Novel strategies for therapeutic programming and delivery of mesenchymal stem cells to improve outcome of influenza virus-induced lung injury
Bone marrow-derived mesenchymal stem/stromal cells (MSC) have promising therapeutic potential in different forms of acute lung injury (ALI), and are now in first clinical studies. However, the molecular mechanisms underlying their injury- or pathogen-related beneficial effects within defined niches of the affected lung are poorly understood. In particular, the molecular interactions and pathways of injury sensing by MSC in viral infection of the lung are widely unknown. It is also not well defined, how MSC are recruited to sites of infection or inflammation, and whether distinct subsets of MSC hold different therapeutic potential. Therefore, a detailed analysis of the molecular interactions between virus-infected lung cells and MSC, mediating injury-specific priming and lung homing of defined MSC subsets with particular anti-viral, immunomodulatory and organ repair capacity, is envisioned in this project.
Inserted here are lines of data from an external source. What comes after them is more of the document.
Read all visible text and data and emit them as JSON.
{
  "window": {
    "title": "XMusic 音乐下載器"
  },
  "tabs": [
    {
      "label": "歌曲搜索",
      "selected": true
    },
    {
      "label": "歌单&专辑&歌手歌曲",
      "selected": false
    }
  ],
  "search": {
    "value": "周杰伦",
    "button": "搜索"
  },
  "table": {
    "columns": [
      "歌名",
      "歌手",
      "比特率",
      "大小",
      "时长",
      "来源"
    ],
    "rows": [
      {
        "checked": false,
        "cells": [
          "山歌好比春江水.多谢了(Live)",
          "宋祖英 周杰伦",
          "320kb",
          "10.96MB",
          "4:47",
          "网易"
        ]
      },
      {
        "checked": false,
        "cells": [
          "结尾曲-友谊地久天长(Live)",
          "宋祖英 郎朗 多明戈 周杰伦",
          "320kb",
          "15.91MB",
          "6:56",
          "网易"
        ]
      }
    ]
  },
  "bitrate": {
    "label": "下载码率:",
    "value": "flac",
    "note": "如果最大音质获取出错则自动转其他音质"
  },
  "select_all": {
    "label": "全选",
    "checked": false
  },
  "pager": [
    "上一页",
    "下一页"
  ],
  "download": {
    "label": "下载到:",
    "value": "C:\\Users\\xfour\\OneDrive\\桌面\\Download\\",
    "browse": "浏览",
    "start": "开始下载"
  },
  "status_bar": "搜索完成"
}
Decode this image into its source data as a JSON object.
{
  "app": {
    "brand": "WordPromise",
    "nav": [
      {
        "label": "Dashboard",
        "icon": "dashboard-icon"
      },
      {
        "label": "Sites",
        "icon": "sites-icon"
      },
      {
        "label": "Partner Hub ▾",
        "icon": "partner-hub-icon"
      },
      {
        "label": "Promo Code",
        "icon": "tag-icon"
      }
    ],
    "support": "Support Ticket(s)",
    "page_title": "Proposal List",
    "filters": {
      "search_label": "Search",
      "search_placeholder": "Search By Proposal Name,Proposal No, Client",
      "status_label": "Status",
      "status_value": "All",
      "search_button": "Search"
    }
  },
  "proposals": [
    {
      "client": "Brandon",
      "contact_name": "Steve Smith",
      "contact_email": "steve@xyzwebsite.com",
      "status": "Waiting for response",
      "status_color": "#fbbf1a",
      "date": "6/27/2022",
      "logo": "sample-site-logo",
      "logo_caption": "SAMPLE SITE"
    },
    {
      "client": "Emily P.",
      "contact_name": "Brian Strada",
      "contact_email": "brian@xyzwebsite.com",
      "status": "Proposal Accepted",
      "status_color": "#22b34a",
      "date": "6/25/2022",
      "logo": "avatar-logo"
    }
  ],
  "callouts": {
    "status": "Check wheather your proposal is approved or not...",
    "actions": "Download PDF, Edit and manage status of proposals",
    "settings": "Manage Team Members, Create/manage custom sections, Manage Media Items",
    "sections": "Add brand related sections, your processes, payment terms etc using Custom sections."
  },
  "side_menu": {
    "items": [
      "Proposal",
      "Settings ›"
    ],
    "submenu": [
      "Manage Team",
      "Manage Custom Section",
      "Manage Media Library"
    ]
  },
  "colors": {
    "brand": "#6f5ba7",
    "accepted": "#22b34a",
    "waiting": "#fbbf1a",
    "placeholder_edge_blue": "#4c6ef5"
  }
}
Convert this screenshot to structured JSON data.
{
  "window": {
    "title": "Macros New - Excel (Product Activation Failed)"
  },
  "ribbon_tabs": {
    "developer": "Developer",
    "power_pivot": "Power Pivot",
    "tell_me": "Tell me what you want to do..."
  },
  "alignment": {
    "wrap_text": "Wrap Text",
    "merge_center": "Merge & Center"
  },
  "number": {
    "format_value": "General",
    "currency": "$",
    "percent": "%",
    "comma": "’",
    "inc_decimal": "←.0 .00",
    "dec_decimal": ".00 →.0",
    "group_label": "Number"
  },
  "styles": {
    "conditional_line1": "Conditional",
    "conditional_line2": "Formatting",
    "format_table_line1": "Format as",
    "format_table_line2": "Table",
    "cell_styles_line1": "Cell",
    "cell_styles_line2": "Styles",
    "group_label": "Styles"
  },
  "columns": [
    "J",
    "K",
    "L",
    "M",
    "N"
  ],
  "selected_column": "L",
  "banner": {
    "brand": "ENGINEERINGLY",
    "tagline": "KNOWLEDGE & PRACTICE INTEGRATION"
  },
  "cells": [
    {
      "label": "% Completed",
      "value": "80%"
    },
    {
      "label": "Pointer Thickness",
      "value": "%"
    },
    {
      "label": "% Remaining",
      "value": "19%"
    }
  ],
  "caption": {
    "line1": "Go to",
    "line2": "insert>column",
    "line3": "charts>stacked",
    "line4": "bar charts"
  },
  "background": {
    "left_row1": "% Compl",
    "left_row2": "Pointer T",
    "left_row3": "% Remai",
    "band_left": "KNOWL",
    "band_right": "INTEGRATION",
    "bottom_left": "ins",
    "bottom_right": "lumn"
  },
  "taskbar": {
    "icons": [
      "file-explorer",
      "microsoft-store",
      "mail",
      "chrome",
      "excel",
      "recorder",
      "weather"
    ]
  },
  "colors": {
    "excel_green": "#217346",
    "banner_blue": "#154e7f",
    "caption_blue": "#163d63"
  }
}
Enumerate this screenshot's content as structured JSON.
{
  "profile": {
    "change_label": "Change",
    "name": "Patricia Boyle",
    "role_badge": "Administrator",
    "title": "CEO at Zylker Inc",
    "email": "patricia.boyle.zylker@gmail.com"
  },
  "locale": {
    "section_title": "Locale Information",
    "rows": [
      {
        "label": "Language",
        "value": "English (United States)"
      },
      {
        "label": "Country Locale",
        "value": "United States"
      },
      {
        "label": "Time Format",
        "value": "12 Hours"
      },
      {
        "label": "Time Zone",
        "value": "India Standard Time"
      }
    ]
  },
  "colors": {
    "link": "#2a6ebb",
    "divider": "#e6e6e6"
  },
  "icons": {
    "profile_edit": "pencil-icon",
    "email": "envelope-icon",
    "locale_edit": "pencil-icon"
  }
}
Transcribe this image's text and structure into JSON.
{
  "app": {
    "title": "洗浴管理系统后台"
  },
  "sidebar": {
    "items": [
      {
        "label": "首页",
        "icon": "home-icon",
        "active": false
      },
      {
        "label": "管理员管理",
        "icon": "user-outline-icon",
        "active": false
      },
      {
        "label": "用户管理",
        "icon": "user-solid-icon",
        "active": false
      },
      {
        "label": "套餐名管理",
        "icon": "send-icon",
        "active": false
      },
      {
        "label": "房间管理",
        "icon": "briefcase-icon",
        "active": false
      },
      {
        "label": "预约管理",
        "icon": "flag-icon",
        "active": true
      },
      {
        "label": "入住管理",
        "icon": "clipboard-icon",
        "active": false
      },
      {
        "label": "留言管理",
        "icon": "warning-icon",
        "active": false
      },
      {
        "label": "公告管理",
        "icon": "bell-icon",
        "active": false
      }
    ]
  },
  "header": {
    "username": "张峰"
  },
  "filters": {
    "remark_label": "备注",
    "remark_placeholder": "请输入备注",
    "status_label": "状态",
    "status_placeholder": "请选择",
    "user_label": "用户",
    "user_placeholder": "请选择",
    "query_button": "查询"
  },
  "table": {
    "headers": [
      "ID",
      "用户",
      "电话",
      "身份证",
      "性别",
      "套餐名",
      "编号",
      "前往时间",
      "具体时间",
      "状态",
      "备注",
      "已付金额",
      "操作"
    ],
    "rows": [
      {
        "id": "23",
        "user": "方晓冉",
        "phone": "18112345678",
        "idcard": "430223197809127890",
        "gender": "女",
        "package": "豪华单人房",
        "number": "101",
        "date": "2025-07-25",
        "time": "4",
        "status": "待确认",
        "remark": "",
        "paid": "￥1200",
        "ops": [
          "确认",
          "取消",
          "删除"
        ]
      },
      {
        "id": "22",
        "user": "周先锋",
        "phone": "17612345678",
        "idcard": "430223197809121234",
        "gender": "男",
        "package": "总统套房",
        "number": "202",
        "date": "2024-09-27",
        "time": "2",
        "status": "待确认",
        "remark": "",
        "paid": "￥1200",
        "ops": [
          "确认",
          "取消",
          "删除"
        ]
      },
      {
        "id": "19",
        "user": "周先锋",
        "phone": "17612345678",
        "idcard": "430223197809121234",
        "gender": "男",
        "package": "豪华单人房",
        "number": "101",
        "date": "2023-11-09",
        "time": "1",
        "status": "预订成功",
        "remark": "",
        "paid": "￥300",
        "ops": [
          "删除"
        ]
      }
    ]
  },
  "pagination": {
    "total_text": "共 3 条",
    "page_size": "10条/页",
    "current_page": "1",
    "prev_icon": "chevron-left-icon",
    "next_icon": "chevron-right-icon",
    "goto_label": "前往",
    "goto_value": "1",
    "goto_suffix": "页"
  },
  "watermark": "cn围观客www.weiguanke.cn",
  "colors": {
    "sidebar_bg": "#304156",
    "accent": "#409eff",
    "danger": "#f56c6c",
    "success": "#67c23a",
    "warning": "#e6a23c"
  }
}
We hypothesize that understanding the cell-cell communication, the paracrine signaling pathways, and the molecular basis of injury-associated beneficial programming of MSC, will allow us to further enhance their therapeutic potential. Using established murine and human primary alveolar epithelial cell/MSC co-cultures and mouse models of IV-induced lung injury allowing tracing and flow-sorting of previously applied MSC, combined with NGS and proteomics approaches, we aim to
(i) understand the heterogeneity of MSC and their relative contribution to disease-relevant processes,
(ii) identify transcriptional changes induced in MSC in the context of IV-induced ALI, and to functionally characterize key signaling molecules mediating beneficial effects of MSC,
(iii) characterize the impact of different priming modalities on the phenotype and the therapeutic efficacy of MSC, and
(iv), improve homing of MSC to IV-injured lung tissue.
These efforts will ultimately enhance antiviral, anti-inflammatory, epithelial-protective and regenerative activities of MSC, as well as MSC accumulation within lung regions where these MSC functions are particularly needed to improve outcome of virus-induced lung injury.